Wedle Huawei Health spaliłem dzisiaj 1116 kalorii, a według licznika zjadłem dziś 1117 kalorii, czyli jestem o jedną na drodze do otyłości. Ale podejrzewam, że dziś w robocie spaliłem trochę więcej. Według tego, przed pójściem do pracy wypiłem kawę z mlekiem i cukrem - 110 kcal. Śniadania nie jadam. O godzinie 9:30 przerwa śniadaniowa w pracy, zjadłem dwie zwykle bułki z serem żółtym i masłem - 738 kcal. Na obiad zjadłem talerz 250 mg leczo - około 185 kcal. Ponadto w ciągu dnia wypiłem dwie herbaty z cukrem - 84 kcal. Kolacji nie jadam. Do tego w pracy około 0,5 litra wody mineralnej.

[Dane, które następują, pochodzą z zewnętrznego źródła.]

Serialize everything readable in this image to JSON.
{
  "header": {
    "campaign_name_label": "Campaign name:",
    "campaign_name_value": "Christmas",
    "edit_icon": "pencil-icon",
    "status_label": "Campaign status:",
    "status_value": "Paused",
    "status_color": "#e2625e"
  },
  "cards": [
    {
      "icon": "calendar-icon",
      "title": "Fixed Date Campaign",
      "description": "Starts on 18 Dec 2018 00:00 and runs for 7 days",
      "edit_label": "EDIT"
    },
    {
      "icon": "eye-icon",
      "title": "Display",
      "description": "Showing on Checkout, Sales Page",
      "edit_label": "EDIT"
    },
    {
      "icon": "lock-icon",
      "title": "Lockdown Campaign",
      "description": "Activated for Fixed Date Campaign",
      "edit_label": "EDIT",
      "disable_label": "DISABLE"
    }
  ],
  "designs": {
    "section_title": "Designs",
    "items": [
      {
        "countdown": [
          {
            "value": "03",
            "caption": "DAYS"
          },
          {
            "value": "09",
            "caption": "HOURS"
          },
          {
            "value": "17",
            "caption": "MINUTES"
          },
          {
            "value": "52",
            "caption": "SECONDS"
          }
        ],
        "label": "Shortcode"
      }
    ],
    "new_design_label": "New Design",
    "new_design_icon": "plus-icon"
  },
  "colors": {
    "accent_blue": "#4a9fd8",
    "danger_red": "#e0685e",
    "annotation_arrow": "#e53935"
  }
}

Zainstalowałem sobie program Google Fit, który można połączyć z Fitbit, który zaś można zsynchronizować z Actifit.
To nie spacer wieczorem. Po prostu poszedłem o godzinie 18:00 na siłownię pod chmurką, pierwszy raz od jesieni 2019 roku, czyli prawie od 4 lat. Żeby tak nie zaczynać z górnego C, poćwiczyłem sobie na orbitreku 16 minut i 16 minut na rowerze. Wcześniej spokojnie wytrzymałem na orbitreku pół godziny, ale człowiek się starzeje, stawy kolanowe siadają. O tej godzinie jeszcze Słońce mocno grzało i jeszcze inni ludzie się tam kręcili. Najlepiej jest iść o godzinie 15:00 zaraz po robocie, bo nie będzie ludzi, albo z samego rana, ewentualnie wieczorem około godziny 20.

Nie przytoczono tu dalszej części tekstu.